The non-vertical acquisition of loci may interfere with the detection of otherwise conserved syntenic regions [
124]. In the case of horizontal gene transfer, synteny analysis would suggest an erroneous phylogenetic placement of a lineage; for example, synteny analysis of the horizontally acquired bacterial siderophore gene cluster in yeast [
125] would suggest a close affinity between yeast and bacteria, a hypothesis that is incontrovertibly refuted. Loci with signatures of horizontal gene transfer can be pruned from a data matrix. However, in some cases, horizontally acquired loci that undergo vertical inheritance may be helpful markers for synteny-based phylogenomics [
126].
Modeling syntenic changes. In standard molecular phylogenetics, substitution models approximate the evolutionary process of transitions between character states. These models vary in complexity and ability to capture biological reality [
127,
128,
129]. Analogous substitution models for syntenic data have yet, to our knowledge, to be developed. However, structural variants can segregate among human populations [
40] and recent developments of reference-free pangenomes may help facilitate their detection and illuminate their evolutionary dynamics [
130], paving the way for creating models that capture exchange rates between syntenic states. The empirical determination of best practices for model selection will be important for future studies. Assuming overfitting is not an issue, highly parameterized models may be appropriate for synteny-based tree inference.

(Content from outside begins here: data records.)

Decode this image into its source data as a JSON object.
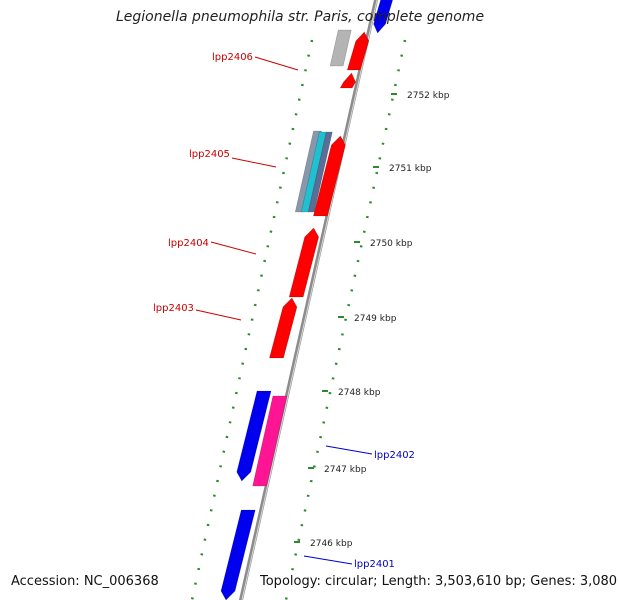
{
  "header": {
    "title": "Legionella pneumophila str. Paris, complete genome"
  },
  "footer": {
    "accession": "Accession: NC_006368",
    "summary": "Topology: circular; Length: 3,503,610 bp; Genes: 3,080"
  },
  "colors": {
    "backbone": "#8c8c8c",
    "tick": "#2d8a2d",
    "gene_red": "#ff0000",
    "gene_blue": "#0000ee",
    "gene_pink": "#ff1493",
    "gene_gray": "#b4b4b4",
    "gene_cyan": "#20c0d0",
    "label_red": "#cc0000",
    "label_blue": "#0000cc"
  },
  "ruler": {
    "unit": "kbp",
    "ticks": [
      "2746 kbp",
      "2747 kbp",
      "2748 kbp",
      "2749 kbp",
      "2750 kbp",
      "2751 kbp",
      "2752 kbp"
    ]
  },
  "gene_labels": [
    {
      "text": "lpp2406",
      "color": "red"
    },
    {
      "text": "lpp2405",
      "color": "red"
    },
    {
      "text": "lpp2404",
      "color": "red"
    },
    {
      "text": "lpp2403",
      "color": "red"
    },
    {
      "text": "lpp2402",
      "color": "blue"
    },
    {
      "text": "lpp2401",
      "color": "blue"
    }
  ]
}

Other potential sources of error. Several other sources of error may come into play. For example, although few examples of convergent evolution in genome structure are known [
131,
132,
133], they nonetheless demonstrate how independent rearrangements that result in the same structure could contribute to error in synteny-based phylogenomics. Specifically, the currently accepted evolutionary relationships among the major rodent clades of Hystricomorpha (e.g., capybaras and naked-mole rats), Sciuromorpha (e.g., squirrels and marmots), and Myomorpha (e.g., rats and mice) indicate that Hystricomorpha diverged first and that Sciuromorpha and Myomorpha are sister lineages [
132]. However, independent splitting events in the ortholog of human 3p21.31 in the Hystricomorpha (e.g., Capybaras) and Sciuromorpha (e.g., squirrels) lineages would incorrectly suggest a sister relationship between each lineage [
132]. Other sources of error may include an underpowered number of syntenic blocks and intraspecies heterogeneity in karyotype and chromosome structure due to, for example, Robertsonian chromosome fusions and copy number variants [
72,
111].
For phylogenomic analyses based on collections of multiple sequence alignments, researchers have demonstrated that not all loci have equal phylogenetic information. For example, genes displaying a clock-like pattern of evolution have often been favored for divergence time analysis [
134,
135,
136]. Measures have been developed to quantify the information encoded in multiple sequence alignments and phylogenetic trees inferred from them. Fortunately, some methods may be easily adapted to synteny data. For example, treeness—a measure of signal-to-noise based on the proportion of tree distance observed among internal branches [
137]—may help identify syntenic blocks with robust phylogenetic signal. Similarly, rogue taxa, organisms with unstable phylogenetic placement among syntenic blocks, can be pruned from a data matrix [
86]. Developing methods to measure the phylogenetic informativeness of different syntenic blocks will help increase signal-to-noise ratios among datasets and aid in refining their usage and interpretation within phylogenomic analyses.